Orange County Mayor Teresa Jacobs, Orange County Fire Department Chief Otto Drozd III and Medical Director Dr. Christian Zuver announced Project Leave Behind, which supplies the department with naloxone kits to give to the families and loved ones of those treated for an overdose. (Photo/Orange County)
Orange County Mayor Teresa Jacobs, Orange County Fire Department Chief Otto Drozd III and Medical Director Dr. Christian Zuver announced Project Leave Behind, which supplies the department with naloxone kits to give to the families and loved ones of those treated for an overdose. (Photo/Orange County)

Chief Drozd said the kits are a “true partnership between family and first responder.”

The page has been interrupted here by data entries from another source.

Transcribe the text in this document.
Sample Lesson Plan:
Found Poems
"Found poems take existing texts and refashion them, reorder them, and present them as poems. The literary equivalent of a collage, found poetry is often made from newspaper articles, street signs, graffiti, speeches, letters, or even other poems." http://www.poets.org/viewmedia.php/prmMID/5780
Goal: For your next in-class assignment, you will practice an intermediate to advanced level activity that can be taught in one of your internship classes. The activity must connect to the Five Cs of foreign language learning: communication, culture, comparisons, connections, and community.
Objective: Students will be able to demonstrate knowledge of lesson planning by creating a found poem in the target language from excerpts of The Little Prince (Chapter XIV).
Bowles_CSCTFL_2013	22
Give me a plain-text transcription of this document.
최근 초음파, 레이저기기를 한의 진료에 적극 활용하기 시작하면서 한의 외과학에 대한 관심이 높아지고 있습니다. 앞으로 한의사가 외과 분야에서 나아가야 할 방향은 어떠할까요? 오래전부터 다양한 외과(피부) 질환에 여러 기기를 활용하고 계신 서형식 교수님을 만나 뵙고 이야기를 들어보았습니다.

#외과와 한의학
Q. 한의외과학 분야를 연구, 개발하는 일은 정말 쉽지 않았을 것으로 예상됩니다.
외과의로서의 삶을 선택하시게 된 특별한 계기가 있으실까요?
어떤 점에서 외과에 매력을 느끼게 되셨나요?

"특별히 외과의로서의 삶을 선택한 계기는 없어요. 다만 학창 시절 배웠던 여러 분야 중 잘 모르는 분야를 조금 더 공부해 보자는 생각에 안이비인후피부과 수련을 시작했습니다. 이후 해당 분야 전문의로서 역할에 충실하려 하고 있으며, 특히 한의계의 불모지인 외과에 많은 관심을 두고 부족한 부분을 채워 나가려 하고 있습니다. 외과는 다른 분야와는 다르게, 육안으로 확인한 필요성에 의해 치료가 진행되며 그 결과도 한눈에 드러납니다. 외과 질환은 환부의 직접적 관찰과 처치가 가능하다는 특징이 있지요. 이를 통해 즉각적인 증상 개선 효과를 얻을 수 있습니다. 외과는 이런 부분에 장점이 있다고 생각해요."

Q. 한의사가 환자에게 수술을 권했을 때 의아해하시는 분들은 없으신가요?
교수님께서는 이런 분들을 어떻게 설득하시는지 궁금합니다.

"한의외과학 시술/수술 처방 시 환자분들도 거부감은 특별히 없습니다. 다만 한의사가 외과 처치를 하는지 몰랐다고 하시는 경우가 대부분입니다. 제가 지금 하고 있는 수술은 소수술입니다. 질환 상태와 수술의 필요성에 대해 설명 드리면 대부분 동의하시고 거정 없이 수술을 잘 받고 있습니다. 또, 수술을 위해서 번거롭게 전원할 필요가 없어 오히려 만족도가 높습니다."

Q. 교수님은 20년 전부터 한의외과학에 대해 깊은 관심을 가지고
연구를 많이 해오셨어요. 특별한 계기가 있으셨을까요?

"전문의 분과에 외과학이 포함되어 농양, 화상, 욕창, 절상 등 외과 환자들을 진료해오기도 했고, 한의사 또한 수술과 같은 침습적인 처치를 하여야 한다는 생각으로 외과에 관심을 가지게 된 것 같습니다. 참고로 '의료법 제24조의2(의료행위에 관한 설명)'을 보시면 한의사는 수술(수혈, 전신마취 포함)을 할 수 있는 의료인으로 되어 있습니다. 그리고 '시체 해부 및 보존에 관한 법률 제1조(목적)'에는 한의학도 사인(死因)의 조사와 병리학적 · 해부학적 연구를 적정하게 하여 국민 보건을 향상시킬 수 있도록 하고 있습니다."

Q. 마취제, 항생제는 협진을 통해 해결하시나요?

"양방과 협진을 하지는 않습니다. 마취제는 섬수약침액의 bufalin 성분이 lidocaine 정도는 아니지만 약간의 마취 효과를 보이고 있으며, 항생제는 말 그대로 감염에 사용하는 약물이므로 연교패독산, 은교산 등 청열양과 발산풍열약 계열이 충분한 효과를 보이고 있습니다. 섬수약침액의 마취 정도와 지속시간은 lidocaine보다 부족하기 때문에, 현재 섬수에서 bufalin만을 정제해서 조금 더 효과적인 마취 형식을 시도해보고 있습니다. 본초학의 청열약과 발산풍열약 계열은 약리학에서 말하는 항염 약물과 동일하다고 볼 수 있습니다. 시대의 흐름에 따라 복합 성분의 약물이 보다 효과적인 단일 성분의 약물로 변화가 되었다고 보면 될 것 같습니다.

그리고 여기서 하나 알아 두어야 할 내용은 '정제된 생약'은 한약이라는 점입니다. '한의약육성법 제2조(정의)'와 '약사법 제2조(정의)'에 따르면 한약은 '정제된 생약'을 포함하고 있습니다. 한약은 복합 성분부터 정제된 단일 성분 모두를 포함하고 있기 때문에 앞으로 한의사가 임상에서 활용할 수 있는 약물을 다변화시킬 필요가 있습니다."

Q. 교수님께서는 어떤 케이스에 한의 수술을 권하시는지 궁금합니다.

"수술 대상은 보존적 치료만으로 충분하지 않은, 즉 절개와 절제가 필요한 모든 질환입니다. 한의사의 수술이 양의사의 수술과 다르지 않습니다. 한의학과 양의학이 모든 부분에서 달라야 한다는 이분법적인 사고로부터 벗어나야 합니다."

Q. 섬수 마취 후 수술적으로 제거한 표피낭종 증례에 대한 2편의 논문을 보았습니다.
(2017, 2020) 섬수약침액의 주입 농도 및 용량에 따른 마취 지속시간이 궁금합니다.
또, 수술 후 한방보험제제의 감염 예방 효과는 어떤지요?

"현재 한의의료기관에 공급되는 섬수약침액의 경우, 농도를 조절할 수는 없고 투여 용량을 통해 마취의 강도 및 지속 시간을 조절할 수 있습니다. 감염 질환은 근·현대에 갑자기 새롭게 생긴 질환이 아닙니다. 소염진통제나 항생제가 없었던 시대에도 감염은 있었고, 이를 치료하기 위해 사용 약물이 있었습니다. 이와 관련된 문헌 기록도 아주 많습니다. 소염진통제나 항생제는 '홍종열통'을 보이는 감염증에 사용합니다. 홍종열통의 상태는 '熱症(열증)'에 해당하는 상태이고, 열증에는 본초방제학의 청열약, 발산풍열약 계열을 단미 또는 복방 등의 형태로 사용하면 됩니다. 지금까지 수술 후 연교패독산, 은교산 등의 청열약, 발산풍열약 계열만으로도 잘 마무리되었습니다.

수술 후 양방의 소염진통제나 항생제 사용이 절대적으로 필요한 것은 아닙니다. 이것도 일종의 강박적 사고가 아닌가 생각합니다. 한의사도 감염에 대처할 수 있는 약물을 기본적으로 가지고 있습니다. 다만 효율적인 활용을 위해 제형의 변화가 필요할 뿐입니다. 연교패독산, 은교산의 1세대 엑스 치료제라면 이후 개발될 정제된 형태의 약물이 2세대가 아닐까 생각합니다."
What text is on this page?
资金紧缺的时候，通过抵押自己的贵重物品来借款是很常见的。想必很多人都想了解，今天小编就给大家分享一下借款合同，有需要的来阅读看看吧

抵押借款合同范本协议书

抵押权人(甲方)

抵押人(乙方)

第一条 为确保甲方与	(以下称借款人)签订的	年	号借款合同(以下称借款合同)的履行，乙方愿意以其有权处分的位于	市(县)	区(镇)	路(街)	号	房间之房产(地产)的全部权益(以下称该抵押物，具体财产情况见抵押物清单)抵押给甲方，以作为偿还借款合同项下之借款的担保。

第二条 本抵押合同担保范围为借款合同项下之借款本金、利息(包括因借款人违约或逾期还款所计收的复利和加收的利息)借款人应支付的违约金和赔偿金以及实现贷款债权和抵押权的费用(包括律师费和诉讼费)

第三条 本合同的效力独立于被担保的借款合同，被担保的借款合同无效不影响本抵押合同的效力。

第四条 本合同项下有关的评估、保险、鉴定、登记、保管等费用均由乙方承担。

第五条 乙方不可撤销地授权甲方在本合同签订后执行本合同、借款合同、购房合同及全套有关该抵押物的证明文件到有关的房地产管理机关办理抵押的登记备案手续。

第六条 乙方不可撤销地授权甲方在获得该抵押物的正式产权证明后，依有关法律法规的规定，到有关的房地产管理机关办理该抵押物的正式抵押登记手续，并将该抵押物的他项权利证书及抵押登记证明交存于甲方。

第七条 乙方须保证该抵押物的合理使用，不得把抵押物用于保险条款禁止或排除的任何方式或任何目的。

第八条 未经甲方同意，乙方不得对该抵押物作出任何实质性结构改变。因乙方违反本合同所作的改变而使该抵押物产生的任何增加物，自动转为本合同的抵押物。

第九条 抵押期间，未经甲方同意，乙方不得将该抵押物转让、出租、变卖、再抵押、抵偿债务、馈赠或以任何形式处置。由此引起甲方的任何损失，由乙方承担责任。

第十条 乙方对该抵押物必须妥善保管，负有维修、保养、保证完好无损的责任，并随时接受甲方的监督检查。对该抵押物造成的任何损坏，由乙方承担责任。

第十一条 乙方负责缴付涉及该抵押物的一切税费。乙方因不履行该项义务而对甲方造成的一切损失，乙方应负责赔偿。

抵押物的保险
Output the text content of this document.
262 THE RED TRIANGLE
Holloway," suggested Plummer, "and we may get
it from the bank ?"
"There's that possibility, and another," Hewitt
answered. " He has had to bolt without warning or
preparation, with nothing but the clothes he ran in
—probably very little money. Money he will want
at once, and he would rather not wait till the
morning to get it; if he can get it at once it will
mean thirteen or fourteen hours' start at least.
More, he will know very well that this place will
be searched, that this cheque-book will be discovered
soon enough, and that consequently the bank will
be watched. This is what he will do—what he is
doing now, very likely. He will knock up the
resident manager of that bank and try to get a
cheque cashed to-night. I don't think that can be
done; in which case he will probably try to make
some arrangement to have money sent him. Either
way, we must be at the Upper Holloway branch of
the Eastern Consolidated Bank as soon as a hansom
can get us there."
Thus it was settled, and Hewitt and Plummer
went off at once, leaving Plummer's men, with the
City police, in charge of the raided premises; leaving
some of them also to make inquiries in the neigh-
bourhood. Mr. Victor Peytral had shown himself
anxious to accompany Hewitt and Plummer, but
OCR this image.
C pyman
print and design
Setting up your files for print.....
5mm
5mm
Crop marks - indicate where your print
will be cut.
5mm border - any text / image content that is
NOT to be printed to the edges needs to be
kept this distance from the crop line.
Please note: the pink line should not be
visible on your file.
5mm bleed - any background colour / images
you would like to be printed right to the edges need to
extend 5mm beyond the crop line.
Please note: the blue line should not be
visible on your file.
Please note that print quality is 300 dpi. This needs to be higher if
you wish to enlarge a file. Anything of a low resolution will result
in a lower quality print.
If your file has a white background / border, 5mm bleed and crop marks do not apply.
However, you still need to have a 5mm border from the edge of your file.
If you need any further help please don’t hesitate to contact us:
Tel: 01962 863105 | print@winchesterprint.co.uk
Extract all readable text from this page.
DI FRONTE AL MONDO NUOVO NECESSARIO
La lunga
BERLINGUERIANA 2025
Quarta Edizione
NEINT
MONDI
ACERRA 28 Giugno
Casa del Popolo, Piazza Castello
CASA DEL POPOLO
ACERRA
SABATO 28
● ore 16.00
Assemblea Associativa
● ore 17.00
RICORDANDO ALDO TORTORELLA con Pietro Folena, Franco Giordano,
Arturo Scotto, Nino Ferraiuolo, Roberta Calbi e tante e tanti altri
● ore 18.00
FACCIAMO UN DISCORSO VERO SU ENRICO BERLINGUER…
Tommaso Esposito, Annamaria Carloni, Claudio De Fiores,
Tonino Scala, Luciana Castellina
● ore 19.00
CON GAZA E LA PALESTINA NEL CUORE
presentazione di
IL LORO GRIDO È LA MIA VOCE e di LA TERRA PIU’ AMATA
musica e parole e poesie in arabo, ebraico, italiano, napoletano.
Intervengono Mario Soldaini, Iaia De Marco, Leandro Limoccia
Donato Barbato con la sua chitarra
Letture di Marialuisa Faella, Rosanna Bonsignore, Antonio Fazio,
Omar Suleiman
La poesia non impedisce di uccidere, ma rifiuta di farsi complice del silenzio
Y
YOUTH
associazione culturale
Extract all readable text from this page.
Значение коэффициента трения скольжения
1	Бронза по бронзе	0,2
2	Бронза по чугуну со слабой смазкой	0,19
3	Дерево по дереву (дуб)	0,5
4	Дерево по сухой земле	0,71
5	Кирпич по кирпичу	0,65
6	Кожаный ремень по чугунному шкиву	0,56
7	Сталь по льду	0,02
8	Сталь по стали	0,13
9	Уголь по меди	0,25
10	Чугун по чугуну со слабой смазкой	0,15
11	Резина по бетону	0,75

“I often remind myself, and encourage crews to remember, that every call is a call to someone’s loved one,” he said. “My goal is that through Project Leave Behind, we equip loved ones with a series of tangible actions, proper instruction and a lifesaving tool to be initiated while help is on the way.”

Crews will briefly train individuals who receive the kits on how to administer the naloxone and what to do before help arrives.

“Research shows that naloxone begins to reverse the effects of opioids 1-2 minutes after administration,”Zuver said. “Evidence supports that early administration saves lives. We’ve been provided with an initial supply of 326 doses, with the anticipation of additional doses as needed.”